Be sure to join us for Part 2!

Tilapia with Creamy Caper Sauce

Wendi Leonida
Course Main Course

Ingredients
  

  • 4 Tilapia fillets, skinless (or flounder or catfish)
  • 1/3 cup flour reserve 1 Tbsp for sauce
  • 2 tsp garlic powder
  • 1/4 tsp ground black pepper
  • 1/2 tsp salt
  • 2 Tbsp olive oil
  • 2 Tbsp butter
  • 1 1/2 Tbsp chopped shallots or regular onion
  • 1 1/2 Tbsp minced garlic
  • 1 Tbsp capers
  • 1/3 cup white wine
  • 1/3 cup chicken stock
  • 2 tsp lemon juice
  • 1 pint heavy cream at room temperature
  • 1 Tbsp shredded Romano cheese
  • salt and pepper to taste
  • garnish with fresh diced tomato and chopped parsley

Instructions
 

  • Combine flour, garlic powder, salt and pepper on a plate.
  • In a saucepan (preferably stainless steel), heat oil and butter over medium-high heat. If butter bubbles too much, turn down temperature. Cover fish with flour mixture, tap off extra flour, and cook in pan approximately 3-5 minutes on each side depending on thickness of fillet.

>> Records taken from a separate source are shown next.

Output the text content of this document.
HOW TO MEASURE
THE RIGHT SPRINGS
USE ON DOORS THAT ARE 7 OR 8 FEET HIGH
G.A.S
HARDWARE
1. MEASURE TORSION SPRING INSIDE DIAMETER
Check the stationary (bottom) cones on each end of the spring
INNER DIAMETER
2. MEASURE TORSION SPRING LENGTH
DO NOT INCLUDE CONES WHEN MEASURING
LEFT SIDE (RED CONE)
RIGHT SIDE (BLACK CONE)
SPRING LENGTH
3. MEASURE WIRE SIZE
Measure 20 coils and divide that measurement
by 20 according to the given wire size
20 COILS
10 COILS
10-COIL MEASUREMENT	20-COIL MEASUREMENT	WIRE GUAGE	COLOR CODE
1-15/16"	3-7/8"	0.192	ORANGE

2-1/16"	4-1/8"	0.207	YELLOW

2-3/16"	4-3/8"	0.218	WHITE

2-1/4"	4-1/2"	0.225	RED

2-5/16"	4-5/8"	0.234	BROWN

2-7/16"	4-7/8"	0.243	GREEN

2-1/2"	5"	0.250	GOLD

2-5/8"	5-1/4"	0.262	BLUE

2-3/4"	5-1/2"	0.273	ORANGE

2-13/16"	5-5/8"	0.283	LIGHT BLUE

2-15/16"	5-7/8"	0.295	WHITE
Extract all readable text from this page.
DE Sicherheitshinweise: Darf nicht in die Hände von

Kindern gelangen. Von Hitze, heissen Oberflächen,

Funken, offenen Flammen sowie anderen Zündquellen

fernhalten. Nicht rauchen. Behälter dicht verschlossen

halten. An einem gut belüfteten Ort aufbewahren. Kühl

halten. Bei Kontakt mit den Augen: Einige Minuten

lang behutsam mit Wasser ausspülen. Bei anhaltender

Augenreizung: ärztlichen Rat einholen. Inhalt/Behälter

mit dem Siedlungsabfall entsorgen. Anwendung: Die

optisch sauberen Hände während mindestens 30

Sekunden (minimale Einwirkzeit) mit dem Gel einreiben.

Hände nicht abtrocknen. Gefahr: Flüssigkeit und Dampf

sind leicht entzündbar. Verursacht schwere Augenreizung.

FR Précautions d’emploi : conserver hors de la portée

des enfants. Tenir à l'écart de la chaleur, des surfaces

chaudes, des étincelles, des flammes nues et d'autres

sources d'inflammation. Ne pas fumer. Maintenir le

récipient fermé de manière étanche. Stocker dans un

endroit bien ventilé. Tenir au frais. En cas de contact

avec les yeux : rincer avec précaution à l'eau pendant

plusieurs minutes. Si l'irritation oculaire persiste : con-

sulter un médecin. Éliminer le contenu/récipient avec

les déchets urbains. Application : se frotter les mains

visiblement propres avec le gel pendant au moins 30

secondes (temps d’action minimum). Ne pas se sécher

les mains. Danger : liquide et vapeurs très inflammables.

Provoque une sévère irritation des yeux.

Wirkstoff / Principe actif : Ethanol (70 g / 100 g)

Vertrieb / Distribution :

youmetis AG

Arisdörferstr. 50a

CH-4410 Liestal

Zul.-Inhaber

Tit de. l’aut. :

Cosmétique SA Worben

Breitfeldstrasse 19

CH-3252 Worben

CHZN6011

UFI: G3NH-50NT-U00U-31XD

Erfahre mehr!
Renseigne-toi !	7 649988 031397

Add extra oil if the pan starts to look dry. Cooking will continue once removed from heat, so be careful not to overcook. Take cooked fish out of pan and set aside.
  • Add shallots to oil (approximately 1 tablespoon), and cook for 1 minute. Then add minced garlic and capers. Add 1 tablespoon reserved flour directly after you stir in garlic and capers. Stir continuously and cook for 1-2 minutes over medium heat. Add wine, chicken stock, and lemon juice. Cook for a few minutes until thick, then add cream. Whisk until completely combined and add Romano cheese. Simmer for a few minute,

Unstuffed Peppers

Valerie R. Kinnan
Course Main Course

Ingredients
  

Meat mixture

  • 3 green peppers
  • 1 1/2- 2 lbs ground beef
  • 1 cup cooked white rice may be prepared the day before
  • 1/2 cup chopped onion
  • 1 egg
  • 1 clove garlic, chopped optional
  • 1/8 tsp black pepper
  • 1 1/2- 2 tsp Italian seasoning

Sauce

  • 2 cans tomato soup (10.75 oz, each)
  • 2 tomato soup cans water
  • 1/8 tsp black pepper
  • 1/8 tsp salt 1
  • 1 tsp Italian seasoning

Instructions
 

  • Preheat oven to 375 degrees. Spray roasting pan with cooking spray.
  • Wash peppers; cut off tops and remove seeds. Cut into quarter size pieces. Place in bottom of pan.
  • In a large bowl, mix together ground beef, cooked white rice, onion, egg, garlic, black pepper, salt and Italian seasoning. Mix well. Form mixture into 10 to 12 meatballs and place on top of green peppers.
  • In the same bowl, whisk together soup, 2 soup cans water, black pepper, salt and Italian seasoning. Pour over meatballs. Cover and place in preheated oven. Bake for 1 hour to 1 hour 15 minutes, or until cooked thoroughly. Serve with mashed potatoes, if desired. Makes 5-6 servings. Enjoy!